En 2024 le prix Goncourt a été attribué à Kamel Daoud pour son livre Houris, illustrant une fois de plus l'importance de ces prix dans la promotion de la littérature contemporaine.
Prix Renaudot
Le prix Renaudot tient son nom de Théophraste Renaudot, un médecin, journaliste et philanthrope français du 17ᵉ siècle, fondateur de La Gazette, le premier journal en France. Ce prix littéraire a été créé en 1926 par des journalistes et critiques littéraires qui attendaient le verdict du prix Goncourt, et il est souvent considéré comme un complément à ce dernier. En plus du prix principal, il existe également un prix Renaudot de l'essai, ainsi qu'un prix du livre de poche.
Ce prix a été le sujet de nombreuses controverses au fil des années, notamment en raison de soupçons de favoritisme au sein des délibérations du jury. Par exemple, en 2007, le prix a été attribué à Daniel Pennac pour Chagrin d’école, bien que ce livre n’ait même pas figuré sur la liste des finalistes, provoquant des accusations de manipulation des votes.
Prix Femina
Le prix Femina a été créé par des collaboratrices du magazine La Vie Heureuse en réaction à ce qu'elles percevaient comme un biais misogyne du prix Goncourt.
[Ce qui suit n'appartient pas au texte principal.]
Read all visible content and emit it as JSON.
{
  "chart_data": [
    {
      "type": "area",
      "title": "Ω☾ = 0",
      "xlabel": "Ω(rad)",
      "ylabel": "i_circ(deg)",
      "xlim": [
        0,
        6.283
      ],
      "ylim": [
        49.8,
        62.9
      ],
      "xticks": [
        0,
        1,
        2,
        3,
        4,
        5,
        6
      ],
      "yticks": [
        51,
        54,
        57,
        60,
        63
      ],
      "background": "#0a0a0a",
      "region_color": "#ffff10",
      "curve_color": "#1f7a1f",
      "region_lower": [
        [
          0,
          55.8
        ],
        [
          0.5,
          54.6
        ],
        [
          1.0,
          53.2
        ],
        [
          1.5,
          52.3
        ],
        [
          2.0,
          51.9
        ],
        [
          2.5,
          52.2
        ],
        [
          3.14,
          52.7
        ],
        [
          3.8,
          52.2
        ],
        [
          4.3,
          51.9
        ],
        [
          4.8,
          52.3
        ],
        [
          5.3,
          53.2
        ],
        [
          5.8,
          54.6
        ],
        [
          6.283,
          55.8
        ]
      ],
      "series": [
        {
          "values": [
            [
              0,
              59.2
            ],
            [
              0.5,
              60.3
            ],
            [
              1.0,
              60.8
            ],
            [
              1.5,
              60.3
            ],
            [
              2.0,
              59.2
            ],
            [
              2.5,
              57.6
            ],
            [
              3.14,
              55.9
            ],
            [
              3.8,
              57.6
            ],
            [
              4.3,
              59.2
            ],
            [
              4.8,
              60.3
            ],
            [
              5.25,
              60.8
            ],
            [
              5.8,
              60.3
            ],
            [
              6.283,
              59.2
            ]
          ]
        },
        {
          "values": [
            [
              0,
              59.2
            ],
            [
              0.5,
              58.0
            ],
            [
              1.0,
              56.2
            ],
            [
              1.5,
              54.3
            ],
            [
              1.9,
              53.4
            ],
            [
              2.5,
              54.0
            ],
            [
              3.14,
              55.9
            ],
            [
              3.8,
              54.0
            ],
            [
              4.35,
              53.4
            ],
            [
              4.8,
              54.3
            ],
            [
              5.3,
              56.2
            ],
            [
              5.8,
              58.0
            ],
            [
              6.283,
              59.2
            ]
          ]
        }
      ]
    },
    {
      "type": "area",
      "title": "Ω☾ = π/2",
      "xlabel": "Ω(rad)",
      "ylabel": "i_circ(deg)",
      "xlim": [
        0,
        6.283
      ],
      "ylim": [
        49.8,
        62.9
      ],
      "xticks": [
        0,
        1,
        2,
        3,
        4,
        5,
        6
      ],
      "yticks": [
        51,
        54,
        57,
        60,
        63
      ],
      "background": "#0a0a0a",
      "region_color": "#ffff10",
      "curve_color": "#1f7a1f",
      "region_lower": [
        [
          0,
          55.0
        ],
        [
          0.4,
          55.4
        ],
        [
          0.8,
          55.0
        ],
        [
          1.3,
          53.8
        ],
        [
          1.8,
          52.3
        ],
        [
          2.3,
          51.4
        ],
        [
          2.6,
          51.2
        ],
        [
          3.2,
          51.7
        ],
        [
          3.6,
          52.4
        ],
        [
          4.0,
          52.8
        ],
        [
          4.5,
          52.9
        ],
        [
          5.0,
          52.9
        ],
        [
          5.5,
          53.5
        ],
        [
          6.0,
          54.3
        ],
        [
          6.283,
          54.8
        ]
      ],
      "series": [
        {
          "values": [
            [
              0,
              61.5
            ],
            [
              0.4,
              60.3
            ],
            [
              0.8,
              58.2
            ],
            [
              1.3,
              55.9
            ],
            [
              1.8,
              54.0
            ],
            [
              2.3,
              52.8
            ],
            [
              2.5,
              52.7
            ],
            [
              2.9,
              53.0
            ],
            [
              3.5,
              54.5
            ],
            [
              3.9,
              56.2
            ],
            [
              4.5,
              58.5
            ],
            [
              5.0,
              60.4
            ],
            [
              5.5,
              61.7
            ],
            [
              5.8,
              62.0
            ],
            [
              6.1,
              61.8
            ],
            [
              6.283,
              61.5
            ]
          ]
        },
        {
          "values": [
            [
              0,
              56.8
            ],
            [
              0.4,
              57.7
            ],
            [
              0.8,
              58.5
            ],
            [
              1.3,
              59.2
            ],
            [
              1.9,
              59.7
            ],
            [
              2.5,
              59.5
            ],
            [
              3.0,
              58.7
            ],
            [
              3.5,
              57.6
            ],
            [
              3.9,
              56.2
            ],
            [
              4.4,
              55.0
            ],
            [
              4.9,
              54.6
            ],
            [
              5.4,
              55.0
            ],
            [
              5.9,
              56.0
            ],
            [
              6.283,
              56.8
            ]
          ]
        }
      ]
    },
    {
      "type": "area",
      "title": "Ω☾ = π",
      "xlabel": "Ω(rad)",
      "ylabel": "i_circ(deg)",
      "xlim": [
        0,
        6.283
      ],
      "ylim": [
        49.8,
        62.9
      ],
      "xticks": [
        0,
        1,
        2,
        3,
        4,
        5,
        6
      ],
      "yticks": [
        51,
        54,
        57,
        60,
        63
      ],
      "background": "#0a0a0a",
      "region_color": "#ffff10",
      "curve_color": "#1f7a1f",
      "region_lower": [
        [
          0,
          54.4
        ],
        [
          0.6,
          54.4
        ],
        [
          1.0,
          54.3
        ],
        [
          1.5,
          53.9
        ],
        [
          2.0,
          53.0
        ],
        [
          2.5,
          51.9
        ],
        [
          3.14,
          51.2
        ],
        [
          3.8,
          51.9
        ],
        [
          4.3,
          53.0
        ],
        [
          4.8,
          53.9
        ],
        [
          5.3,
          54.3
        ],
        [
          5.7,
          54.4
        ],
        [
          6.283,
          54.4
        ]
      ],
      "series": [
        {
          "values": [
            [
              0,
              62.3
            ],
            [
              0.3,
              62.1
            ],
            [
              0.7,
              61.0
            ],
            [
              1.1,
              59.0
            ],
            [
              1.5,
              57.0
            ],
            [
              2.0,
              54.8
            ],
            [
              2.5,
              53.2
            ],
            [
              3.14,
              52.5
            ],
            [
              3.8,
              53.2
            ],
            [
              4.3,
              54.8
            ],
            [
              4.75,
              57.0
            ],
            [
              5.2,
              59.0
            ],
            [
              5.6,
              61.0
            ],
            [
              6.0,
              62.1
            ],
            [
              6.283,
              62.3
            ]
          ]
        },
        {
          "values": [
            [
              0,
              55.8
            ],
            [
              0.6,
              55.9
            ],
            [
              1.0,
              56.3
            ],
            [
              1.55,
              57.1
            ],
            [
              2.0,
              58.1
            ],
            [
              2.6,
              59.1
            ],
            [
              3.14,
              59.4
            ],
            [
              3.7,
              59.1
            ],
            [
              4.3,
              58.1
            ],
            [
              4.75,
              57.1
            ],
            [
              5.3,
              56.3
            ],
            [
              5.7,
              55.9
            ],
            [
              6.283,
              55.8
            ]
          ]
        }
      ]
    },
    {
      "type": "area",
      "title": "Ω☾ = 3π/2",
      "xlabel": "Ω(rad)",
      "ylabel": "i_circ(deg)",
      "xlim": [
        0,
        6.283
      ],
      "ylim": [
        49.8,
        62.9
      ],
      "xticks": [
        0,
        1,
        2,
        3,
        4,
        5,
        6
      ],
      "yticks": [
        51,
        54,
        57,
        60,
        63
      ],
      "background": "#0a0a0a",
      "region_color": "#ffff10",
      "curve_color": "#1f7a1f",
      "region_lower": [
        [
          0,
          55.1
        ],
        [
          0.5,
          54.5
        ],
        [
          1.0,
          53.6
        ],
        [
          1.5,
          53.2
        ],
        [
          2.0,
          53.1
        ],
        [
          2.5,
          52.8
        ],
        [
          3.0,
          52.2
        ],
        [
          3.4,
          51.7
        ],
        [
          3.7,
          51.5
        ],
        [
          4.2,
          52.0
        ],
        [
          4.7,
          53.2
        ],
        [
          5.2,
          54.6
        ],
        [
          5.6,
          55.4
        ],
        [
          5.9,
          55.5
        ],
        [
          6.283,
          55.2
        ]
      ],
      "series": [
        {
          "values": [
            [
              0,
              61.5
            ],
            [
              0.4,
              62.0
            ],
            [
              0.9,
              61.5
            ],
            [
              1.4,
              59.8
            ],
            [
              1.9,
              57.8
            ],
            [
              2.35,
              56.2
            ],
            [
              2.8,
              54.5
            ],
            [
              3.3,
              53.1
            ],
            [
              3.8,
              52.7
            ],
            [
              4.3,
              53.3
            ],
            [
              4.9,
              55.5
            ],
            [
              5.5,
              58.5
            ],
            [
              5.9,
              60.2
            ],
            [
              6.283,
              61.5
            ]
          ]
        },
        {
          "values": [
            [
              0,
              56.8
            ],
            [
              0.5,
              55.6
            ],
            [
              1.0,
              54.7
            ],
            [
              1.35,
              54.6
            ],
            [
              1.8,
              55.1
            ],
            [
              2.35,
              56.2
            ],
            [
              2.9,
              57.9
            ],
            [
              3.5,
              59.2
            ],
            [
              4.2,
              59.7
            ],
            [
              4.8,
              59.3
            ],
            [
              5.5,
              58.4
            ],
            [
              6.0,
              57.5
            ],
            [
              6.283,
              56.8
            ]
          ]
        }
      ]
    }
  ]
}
Son jury est exclusivement féminin, une originalité à l’époque de sa création. Le prix n’est pas réservé aux femmes : il peut récompenser une œuvre écrite par un homme ou une femme, en prose ou en vers, contrairement au Prix Goncourt, qui distingue uniquement la prose.
Le lauréat 2024 est Miguel Bonnefoy pour son livre Le rêve du jaguar, une saga familiale foisonnante qui retrace, à travers plusieurs générations, l’histoire d’une lignée vénézuélienne hors du commun.